C’était beau, c’était bien, c’était grand, c’était généreux. Surtout, ça allait tout régler : la mondialisation allait nous apporter la paix, le bonheur, la migration heureuse et le gavage à toute heure. La réalité nous explose à la figure : en fait de mondialisation heureuse, nous découvrons l’asservissement énergétique, le déclassement économique, l’immigration de peuplement et l’extension du domaine de la pénurie.
Qu’à cela ne tienne, nos têtes chercheuses euromondialistes ne voient de salut que dans la fuite en avant. Ainsi le bruit court d’un projet d’extension de l’Europe de 27 à… 37 ! C’est déjà la cacophonie ? Pas grave, plus on est de fous, plus on rit. La perspective est pourtant sérieuse puisque Jean-Louis Bourlanges, président de la commission des Affaires étrangères de l’Assemblée nationale, expliquait, ce lundi matin, sur Europe 1, que cela risquait toutefois de poser des problèmes structurels car « on ne fonctionne pas à vingt-huit ou à vingt-sept comme on fonctionnait à six ou à neuf ou à douze, et on ne fonctionnera pas à trente-sept (sic) comme on fonctionne aujourd'hui à vingt-sept ».
Bien sûr, on sous-entend que cet élargissement forcené vers l’Est est une autre forme de soutien à l’Ukraine qui, vite fait bien fait, rejoindrait alors la Turquie, la Macédoine du Nord, le Monténégro, la Serbie et l'Albanie… avec sans doute, en prime, quelques joyeuses mafias caucasiennes. Et qu’importe si la non-adhésion de l’Ukraine à l’Union européenne et son entrée dans l’OTAN constituent le pivot des négociations de paix avec la Russie. Et tant pis si, de ce fait, le monde court à bride abattue vers une pénurie dramatique de gaz, de pétrole et de denrées alimentaires de première nécessité.
Pourquoi ? Parce que l’Europe n’est pas souveraine. Elle fait et va là où les États-Unis lui disent d’aller et de faire. La pénurie s’installe et absorber dix États de plus dans l’Union européenne n’y changera évidemment rien. Les prix s’envolent et les rayons se vident : plus d’huile, des pâtes bientôt au prix du caviar… Exemple de l’absurdité du temps par la moutarde qui ne nous montera plus au nez : alors que les Français croyaient encore que la moutarde est un produit français, on découvre tout à coup que les graines nous viennent en priorité du Canada et de Russie. Sécheresse ici, sanctions là : fin de la moutarde ! Quant à l’huile de tournesol, on la qualifie maintenant de « nouvel or jaune », tant elle se fait rare. Les prix, ce printemps, ont augmenté en moyenne de 7 à 8 %.

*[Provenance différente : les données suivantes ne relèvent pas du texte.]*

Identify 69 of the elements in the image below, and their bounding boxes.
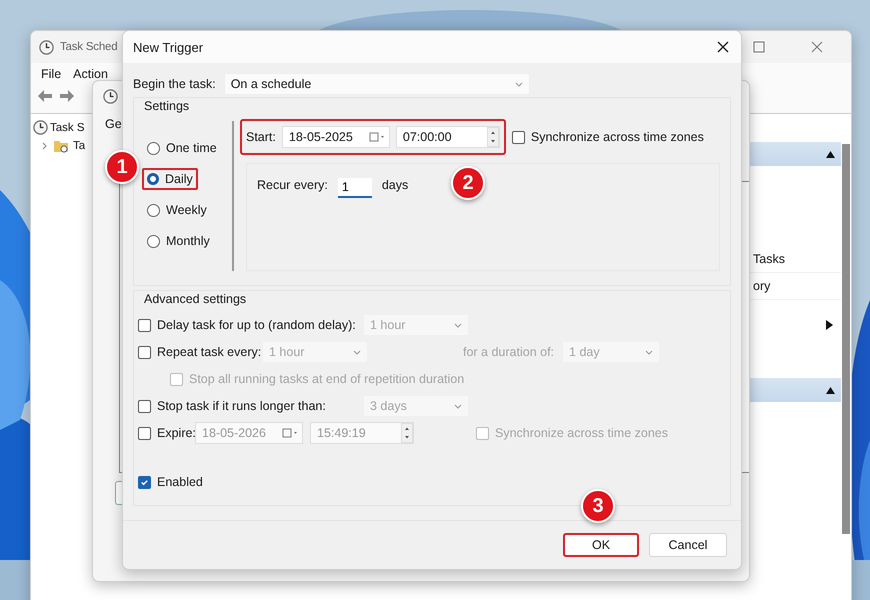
window-title: Task Sched (60, 41, 118, 53)
tab[interactable]: Ge (105, 117, 122, 131)
group-label: Settings (143, 98, 190, 113)
duration-label: for a duration of: (463, 345, 554, 359)
checkbox[interactable] (512, 130, 525, 144)
ok-button[interactable]: OK (563, 533, 639, 557)
back-arrow-icon[interactable] (37, 89, 53, 103)
option-label: Repeat task every: (157, 345, 262, 359)
option-label: Delay task for up to (random delay): (157, 318, 356, 332)
checkbox[interactable] (138, 400, 151, 412)
checkmark-icon (140, 478, 149, 486)
option-label: Synchronize across time zones (495, 426, 668, 440)
tree-item[interactable]: Ta (73, 140, 86, 152)
field-label: Begin the task: (133, 77, 216, 91)
option-label[interactable]: Monthly (166, 234, 210, 248)
cancel-button[interactable]: Cancel (649, 533, 727, 557)
panel-link[interactable]: ory (753, 279, 770, 293)
option-label[interactable]: One time (166, 141, 217, 155)
checkbox[interactable] (138, 318, 151, 332)
clock-icon (33, 120, 48, 135)
time-field[interactable]: 07:00:00 (396, 126, 500, 148)
folder-icon (53, 139, 69, 153)
checkbox[interactable] (138, 426, 151, 440)
option-label: Stop all running tasks at end of repetition duration (189, 372, 464, 386)
field-label: Start: (246, 130, 276, 144)
clock-icon (103, 88, 118, 104)
scrollbar[interactable] (842, 144, 850, 534)
spinner-icon[interactable] (401, 423, 413, 443)
dropdown[interactable]: On a schedule (224, 73, 530, 95)
caret-icon (353, 350, 361, 354)
button[interactable] (115, 481, 122, 505)
checkbox[interactable] (138, 346, 151, 358)
caret-icon (514, 82, 523, 86)
calendar-icon[interactable] (282, 428, 298, 438)
menu-item[interactable]: File (41, 67, 62, 81)
unit-label: days (382, 178, 408, 192)
forward-arrow-icon[interactable] (59, 89, 75, 103)
field-label: Recur every: (257, 178, 328, 192)
collapse-arrow-icon[interactable] (826, 150, 835, 158)
checkbox[interactable] (138, 476, 151, 488)
radio-button[interactable] (147, 173, 159, 185)
dialog-title: New Trigger (133, 40, 204, 54)
clock-icon (39, 40, 54, 54)
option-label[interactable]: Daily (165, 172, 193, 186)
option-label: Synchronize across time zones (530, 130, 704, 144)
option-label: Enabled (157, 475, 203, 489)
input-field[interactable]: 1 (338, 178, 372, 198)
close-icon[interactable] (717, 41, 729, 53)
option-label[interactable]: Weekly (166, 203, 207, 217)
caret-icon (454, 404, 462, 408)
menu-item[interactable]: Action (73, 67, 108, 81)
radio-button[interactable] (147, 142, 160, 154)
radio-button[interactable] (147, 204, 160, 216)
maximize-icon[interactable] (753, 41, 765, 53)
group-label: Advanced settings (143, 291, 248, 306)
checkbox[interactable] (476, 426, 489, 440)
panel-link[interactable]: Tasks (753, 252, 785, 266)
caret-icon (454, 322, 462, 328)
option-label: Expire: (157, 426, 196, 440)
tree-item[interactable]: Task S (50, 122, 85, 134)
date-field[interactable]: 18-05-2025 (282, 126, 390, 148)
caret-icon (645, 350, 654, 354)
collapse-arrow-icon[interactable] (826, 386, 835, 394)
option-label: Stop task if it runs longer than: (157, 399, 326, 413)
spinner-icon[interactable] (486, 127, 499, 147)
submenu-arrow-icon[interactable] (826, 320, 833, 330)
radio-button[interactable] (147, 234, 160, 248)
chevron-icon[interactable] (41, 142, 49, 150)
calendar-icon[interactable] (368, 132, 385, 142)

Si les rayons se vident, c’est parce que les Français font des stocks, dit Michel-Édouard Leclerc, patron des magasins du même nom : « En France, aujourd’hui, il n’y a pas de pénurie pour la consommation courante et il n’y en aura pas jusqu’à l’été », a-t-il déclaré sur BFM TV, voilà un mois (3/4/2022). S’agissant des pâtes, « il y en a », dit-il, mais pour combien de temps, sachant que « pour l’huile de tournesol, nos stocks vont jusqu’à juin » ? Et la viande ? L’Ukraine fournit 30 à 40 % du marché européen de certains maïs, donc l’alimentation pour le bétail va augmenter et entraîner un coût de production pour la viande. Et le blé ? Si la crise se poursuit à l’Est - ce qui est plus que probable -, nous allons connaître une crise mondiale, particulièrement dramatique autour de la Méditerranée, au Maghreb et en Égypte.
On va tenir jusqu’à l’été, disait Michel-Édouard Leclerc, il y a un mois. Mais l’été, c’est demain ! Et après ? Après, il faudra en plus rogner sur l’énergie et se préparer à grelotter. Nous avons abdiqué sur tous les plans, confié à d’autres l’entière gestion de nos vies. Nous voilà maintenant au pied du mur.